On an afternoon in 1856, hunters Gottlieb Fankhauser and Joseph Aeschlimann were standing west of the Lower Rafrüti (Emmental) when suddenly, something whizzed past them with strong flash of light and a violent boom. It was only thirty years later that Andreas Zürcher, the tenant of the alp, found an 18-kilogram object – part of the meteor that had thundered down to earth in 1856 and broken apart in the atmosphere. He assumed it was a cannonball from the transitional time between the Napoleonic Act of Mediation and the Restoration period. He sometimes heated up the stone in winter and used it to keep his cattle’s water supply from freezing or as a practical heating pad in bed. In the summer of 1900, he received a visit from a secondary school teacher by the name of Widmer. Thinking that the stone might be a meteorite, Widmer sent it to the Natural History Museum Bern. The true nature of the “cannonball” was only revealed 16 years after its discovery.

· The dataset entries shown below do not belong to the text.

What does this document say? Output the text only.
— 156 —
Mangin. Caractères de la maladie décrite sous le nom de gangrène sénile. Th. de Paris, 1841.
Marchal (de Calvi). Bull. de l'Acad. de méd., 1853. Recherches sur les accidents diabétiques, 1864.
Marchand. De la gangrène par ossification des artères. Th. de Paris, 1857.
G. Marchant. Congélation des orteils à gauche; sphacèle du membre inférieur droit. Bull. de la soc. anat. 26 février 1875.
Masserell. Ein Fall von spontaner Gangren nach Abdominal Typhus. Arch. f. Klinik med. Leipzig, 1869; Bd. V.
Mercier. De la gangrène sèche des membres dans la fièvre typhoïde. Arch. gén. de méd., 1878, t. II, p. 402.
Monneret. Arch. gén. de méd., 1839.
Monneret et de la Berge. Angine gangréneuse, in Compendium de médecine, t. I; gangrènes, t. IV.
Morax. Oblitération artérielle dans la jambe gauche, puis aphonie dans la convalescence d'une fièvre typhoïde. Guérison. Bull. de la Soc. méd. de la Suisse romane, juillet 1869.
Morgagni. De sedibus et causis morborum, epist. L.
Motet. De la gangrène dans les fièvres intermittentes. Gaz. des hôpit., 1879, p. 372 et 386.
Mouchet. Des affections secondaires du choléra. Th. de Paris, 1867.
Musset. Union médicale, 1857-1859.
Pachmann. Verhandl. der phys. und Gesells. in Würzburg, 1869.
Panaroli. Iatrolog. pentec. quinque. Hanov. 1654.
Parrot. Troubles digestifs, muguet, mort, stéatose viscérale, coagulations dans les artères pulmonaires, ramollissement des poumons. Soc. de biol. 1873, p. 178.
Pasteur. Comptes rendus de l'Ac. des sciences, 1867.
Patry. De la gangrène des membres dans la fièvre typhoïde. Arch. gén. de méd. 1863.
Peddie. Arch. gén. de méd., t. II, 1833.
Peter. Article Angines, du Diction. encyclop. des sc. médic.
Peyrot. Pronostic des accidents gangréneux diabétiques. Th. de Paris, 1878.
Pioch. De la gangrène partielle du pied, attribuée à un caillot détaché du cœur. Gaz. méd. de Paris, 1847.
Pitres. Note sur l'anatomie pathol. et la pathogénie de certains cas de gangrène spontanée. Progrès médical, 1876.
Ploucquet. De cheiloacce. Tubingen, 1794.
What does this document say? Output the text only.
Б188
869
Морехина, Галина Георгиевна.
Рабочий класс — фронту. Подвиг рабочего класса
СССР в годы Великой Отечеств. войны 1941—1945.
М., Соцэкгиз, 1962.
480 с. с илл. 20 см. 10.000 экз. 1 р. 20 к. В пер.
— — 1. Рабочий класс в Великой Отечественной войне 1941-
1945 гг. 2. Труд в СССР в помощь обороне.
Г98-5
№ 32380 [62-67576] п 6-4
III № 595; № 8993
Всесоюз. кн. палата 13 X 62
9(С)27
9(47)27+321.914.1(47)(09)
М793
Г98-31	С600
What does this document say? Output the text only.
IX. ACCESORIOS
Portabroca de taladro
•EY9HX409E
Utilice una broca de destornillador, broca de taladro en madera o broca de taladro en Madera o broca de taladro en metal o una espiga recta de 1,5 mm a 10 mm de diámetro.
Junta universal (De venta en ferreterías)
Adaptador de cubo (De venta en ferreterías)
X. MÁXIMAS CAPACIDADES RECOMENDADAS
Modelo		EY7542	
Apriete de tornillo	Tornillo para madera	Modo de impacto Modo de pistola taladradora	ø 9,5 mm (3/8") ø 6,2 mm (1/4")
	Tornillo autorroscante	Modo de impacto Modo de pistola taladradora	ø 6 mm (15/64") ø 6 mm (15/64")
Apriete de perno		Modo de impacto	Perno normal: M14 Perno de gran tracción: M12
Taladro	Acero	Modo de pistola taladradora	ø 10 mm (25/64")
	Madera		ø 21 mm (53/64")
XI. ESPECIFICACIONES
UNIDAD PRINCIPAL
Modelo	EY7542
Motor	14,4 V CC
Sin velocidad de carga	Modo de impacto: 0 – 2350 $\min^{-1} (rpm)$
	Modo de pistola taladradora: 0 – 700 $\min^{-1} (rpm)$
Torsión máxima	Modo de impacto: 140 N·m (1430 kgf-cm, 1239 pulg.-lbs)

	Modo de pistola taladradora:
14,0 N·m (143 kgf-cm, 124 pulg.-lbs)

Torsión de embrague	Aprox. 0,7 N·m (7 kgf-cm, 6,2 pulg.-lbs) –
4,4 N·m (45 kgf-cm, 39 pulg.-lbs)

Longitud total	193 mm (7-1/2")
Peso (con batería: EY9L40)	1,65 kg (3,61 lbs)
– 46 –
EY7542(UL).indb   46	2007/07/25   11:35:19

In 1984, a farmer named Margrit Christen happened upon a strange 16-kilogram stone while plowing in Gruebmatt (BE). This turned out to be part of the Twannberg meteorite. According to Beda Hofmann of the Natural History Museum Bern, it fell from the skies around 165,000 years ago and broke into pieces. The Twannberg meteorite must have weighed 1,000 tonnes, but only 150 kilograms have been found thus far. As of 2022, 1,602 samples from the Twannberg strewn field have been collected. In the first decade of the 2000s, media reports about the falling star of Twannberg inspired many volunteer meteorite hunters and journalists to scour the area – much to the chagrin of local farmers. For scientists, however, discovering the extent of the scatter field size was a sensation.

These Swiss meteorite stories – and many more like them – can be accessed anywhere and anytime at e-newspaperarchives.ch, the open access platform for digitalised newspapers in Switzerland. The Perseids meteor shower can be viewed free of charge every year from 17 July to 24 August – and can perhaps serve as inspiration for additional stories.